Il personaggio che rese Charlie Chaplin famoso in tutto il mondo è Charlot e fu inventato nel 1914. Un personaggio che prende ispirazione dai clown del circo con cui ha in comune le scarpe enormi, i pantaloni extra large e l’espressività. Chaplin però aggiunge al clown quello gli mancava: la profondità, la poesia, l’emarginazione e la solitudine ispirati dagli anni difficili della sua infanzia. Charlot è un personaggio che si muove con eleganza e grazia, in contrasto con la sua condizione di povertà. Un emarginato che non soffre il dramma di esserlo ma lo vive con leggerezza, in una società fatta di conflitti e di lotte di classe. 

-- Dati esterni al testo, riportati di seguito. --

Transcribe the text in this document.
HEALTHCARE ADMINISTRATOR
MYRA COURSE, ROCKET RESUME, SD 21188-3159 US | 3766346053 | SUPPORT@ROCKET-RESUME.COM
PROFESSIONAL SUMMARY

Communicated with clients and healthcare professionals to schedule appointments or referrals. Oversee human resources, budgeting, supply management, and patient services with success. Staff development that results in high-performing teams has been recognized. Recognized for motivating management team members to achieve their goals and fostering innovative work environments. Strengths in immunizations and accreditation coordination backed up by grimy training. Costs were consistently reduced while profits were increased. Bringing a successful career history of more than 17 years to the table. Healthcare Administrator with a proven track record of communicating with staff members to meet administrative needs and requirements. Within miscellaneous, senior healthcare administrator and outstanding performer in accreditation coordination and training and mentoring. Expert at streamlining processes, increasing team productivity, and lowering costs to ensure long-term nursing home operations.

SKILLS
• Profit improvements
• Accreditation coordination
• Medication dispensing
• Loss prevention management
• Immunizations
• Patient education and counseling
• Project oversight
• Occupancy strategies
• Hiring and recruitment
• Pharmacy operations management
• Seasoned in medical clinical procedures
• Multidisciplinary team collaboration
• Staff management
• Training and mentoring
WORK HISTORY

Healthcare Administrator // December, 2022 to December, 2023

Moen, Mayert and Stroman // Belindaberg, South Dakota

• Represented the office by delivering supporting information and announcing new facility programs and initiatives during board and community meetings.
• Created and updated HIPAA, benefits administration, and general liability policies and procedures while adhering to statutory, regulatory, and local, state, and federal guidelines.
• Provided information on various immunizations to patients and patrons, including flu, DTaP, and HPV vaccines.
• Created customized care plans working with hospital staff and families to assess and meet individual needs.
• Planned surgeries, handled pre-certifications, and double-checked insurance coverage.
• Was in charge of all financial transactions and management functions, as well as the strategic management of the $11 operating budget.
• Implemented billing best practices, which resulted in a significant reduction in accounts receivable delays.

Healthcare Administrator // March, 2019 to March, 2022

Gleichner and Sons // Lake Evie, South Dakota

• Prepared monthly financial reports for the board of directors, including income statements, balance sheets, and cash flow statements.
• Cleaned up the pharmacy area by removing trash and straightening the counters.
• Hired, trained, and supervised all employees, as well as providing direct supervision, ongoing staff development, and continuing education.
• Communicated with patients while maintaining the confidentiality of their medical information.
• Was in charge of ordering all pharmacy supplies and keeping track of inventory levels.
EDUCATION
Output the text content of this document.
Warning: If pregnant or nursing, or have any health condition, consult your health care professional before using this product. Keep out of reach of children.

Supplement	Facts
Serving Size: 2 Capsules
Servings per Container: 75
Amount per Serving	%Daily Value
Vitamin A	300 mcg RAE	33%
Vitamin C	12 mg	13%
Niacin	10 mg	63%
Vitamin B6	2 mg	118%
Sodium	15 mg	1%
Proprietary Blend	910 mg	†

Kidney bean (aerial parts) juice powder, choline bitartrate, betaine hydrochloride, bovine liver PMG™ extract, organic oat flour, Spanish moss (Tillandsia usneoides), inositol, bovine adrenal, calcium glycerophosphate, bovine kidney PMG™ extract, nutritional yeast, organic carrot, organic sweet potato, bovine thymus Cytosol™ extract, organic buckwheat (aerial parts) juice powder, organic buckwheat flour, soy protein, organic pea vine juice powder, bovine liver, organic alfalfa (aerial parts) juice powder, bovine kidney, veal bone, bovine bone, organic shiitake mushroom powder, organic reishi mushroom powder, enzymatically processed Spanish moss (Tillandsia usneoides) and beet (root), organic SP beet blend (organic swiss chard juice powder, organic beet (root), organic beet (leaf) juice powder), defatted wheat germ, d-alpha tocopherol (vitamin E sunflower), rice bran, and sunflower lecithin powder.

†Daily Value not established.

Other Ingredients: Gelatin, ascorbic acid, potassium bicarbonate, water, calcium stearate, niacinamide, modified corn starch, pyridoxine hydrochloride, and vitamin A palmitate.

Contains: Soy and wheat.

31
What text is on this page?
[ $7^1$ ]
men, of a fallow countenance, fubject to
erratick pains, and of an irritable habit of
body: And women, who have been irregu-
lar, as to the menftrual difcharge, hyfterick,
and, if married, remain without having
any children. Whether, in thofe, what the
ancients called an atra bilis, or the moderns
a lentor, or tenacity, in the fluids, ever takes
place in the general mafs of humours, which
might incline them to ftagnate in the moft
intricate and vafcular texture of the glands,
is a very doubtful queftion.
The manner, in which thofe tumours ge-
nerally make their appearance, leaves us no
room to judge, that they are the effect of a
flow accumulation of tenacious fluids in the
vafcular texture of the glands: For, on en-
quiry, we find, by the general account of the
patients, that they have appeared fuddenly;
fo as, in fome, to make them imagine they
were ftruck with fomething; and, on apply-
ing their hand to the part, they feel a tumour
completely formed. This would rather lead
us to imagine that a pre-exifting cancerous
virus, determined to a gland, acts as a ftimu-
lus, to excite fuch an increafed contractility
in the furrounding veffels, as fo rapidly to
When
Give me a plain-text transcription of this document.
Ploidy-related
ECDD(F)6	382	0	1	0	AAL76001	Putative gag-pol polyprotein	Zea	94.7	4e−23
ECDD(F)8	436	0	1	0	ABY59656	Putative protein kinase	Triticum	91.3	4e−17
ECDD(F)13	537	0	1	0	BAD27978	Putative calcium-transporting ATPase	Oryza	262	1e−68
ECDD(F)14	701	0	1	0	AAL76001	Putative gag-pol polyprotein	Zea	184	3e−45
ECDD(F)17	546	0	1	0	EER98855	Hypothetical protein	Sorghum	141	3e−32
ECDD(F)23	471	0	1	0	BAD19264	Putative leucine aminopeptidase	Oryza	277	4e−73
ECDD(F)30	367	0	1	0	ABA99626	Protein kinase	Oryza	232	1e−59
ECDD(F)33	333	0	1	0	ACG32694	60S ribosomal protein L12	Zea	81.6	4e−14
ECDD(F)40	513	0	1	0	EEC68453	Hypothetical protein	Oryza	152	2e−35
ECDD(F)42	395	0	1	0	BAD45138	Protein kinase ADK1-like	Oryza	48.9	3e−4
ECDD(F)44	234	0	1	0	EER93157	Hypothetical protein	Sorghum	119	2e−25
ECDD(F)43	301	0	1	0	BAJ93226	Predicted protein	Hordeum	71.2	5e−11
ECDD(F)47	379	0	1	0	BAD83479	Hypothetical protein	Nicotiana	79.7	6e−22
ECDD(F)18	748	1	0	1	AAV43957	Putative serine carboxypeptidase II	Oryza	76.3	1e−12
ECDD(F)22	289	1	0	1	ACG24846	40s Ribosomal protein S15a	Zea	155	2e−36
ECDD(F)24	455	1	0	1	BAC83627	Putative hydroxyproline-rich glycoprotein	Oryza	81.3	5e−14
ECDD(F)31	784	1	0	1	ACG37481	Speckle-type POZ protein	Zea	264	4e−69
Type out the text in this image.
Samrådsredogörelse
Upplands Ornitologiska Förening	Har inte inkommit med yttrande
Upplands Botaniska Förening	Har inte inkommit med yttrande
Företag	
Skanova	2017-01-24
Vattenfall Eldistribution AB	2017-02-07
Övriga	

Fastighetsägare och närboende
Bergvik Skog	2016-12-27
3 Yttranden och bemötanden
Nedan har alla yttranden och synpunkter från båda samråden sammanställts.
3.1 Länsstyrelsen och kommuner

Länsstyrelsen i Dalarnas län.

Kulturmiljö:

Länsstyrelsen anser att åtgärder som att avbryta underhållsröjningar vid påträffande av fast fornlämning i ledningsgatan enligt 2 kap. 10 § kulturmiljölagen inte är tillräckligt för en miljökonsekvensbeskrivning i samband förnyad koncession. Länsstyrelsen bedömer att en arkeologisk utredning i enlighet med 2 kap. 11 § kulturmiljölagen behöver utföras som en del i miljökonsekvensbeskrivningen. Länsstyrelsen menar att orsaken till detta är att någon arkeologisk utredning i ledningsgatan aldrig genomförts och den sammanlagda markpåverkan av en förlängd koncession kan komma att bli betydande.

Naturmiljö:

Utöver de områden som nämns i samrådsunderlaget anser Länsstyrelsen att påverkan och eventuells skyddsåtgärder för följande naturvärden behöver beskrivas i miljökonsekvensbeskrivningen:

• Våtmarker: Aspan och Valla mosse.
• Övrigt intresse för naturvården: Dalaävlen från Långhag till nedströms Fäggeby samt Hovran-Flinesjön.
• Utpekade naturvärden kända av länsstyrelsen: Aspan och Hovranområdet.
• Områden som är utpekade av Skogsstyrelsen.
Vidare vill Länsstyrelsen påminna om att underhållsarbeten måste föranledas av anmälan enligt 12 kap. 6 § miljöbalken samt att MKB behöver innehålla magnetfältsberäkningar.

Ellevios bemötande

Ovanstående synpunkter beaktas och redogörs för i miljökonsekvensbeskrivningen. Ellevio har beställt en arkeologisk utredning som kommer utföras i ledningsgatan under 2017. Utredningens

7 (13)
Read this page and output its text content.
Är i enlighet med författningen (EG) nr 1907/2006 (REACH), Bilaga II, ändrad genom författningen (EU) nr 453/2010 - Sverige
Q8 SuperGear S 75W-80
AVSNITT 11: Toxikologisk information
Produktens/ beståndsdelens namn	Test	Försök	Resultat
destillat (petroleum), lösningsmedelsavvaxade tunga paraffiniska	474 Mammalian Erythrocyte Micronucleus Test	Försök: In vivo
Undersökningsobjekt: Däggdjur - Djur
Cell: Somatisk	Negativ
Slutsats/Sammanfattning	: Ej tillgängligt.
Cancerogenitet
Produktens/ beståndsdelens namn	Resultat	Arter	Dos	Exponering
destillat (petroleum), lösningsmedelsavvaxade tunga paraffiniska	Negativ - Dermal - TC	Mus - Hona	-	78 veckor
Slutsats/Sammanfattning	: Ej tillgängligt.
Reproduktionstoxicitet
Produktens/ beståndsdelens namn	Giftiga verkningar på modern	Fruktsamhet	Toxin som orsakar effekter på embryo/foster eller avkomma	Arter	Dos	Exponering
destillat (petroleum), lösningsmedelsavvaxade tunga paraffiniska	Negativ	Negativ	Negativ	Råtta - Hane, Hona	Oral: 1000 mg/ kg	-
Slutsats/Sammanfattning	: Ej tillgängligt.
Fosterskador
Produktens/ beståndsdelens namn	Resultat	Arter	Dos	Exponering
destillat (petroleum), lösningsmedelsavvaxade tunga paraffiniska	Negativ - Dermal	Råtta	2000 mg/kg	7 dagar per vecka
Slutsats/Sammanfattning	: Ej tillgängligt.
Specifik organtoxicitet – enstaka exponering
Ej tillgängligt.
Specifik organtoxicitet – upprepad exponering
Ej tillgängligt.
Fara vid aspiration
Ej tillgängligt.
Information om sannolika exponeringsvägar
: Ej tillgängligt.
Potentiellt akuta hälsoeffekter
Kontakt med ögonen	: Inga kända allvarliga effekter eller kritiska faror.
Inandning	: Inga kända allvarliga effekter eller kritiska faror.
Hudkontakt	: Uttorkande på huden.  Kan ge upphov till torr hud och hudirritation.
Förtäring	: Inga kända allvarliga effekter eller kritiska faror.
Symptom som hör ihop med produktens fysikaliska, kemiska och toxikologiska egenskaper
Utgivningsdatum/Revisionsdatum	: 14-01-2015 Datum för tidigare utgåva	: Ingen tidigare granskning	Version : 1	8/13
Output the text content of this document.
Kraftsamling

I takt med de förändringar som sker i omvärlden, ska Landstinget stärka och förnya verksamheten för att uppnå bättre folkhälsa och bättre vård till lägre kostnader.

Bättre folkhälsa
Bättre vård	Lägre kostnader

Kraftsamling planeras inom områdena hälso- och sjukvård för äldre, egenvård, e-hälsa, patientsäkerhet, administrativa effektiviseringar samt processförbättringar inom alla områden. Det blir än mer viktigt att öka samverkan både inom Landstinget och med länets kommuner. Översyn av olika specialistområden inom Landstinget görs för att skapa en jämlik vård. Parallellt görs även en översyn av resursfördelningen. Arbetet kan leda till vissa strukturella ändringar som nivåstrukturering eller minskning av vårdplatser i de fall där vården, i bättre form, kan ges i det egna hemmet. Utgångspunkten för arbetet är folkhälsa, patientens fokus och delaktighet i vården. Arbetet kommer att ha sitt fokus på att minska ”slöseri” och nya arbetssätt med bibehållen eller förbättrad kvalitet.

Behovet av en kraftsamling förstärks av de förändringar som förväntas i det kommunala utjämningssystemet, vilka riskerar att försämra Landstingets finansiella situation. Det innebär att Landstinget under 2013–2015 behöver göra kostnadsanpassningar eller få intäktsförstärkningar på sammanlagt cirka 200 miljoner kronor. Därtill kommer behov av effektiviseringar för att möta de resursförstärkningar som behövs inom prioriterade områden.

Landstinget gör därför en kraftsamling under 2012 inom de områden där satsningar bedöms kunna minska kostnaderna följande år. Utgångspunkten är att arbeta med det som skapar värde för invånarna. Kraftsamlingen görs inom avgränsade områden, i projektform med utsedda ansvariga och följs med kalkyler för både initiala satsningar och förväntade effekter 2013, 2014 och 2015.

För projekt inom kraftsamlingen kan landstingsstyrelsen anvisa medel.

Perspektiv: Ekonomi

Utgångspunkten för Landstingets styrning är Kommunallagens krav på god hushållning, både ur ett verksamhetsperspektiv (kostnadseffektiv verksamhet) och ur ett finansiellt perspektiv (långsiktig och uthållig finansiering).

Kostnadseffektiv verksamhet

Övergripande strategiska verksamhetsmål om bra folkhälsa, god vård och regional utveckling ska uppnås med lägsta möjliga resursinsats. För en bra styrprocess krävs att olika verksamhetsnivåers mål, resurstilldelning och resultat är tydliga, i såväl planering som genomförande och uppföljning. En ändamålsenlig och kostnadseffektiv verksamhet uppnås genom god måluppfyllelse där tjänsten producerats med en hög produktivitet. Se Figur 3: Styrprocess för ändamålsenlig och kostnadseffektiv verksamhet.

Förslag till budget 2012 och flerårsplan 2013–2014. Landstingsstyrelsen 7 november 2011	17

Charlot diventa un personaggio di enorme successo con 35 cortometraggi realizzati fino al 1918 quando Chaplin abbandona la Keystone per passare alla First National con l’idea di diventare egli stesso regista dei suoi film. Con la nuova casa di produzione, una delle neonate major hollywoodiane, realizza altri 10 film brevi. Personaggio geniale e indipendente Chaplin operava come i primi grandi pionieri del cinema come Méliès: un artista che curava totalmente ogni parte dei suoi film: interprete, sceneggiatore, musicista, regista e produttore delle sue opere. La popolarità di Charlie era tale che la First National gli fece il contratto più ricco mai esistito nel cinema fino a quel momento: un milione di dollari. 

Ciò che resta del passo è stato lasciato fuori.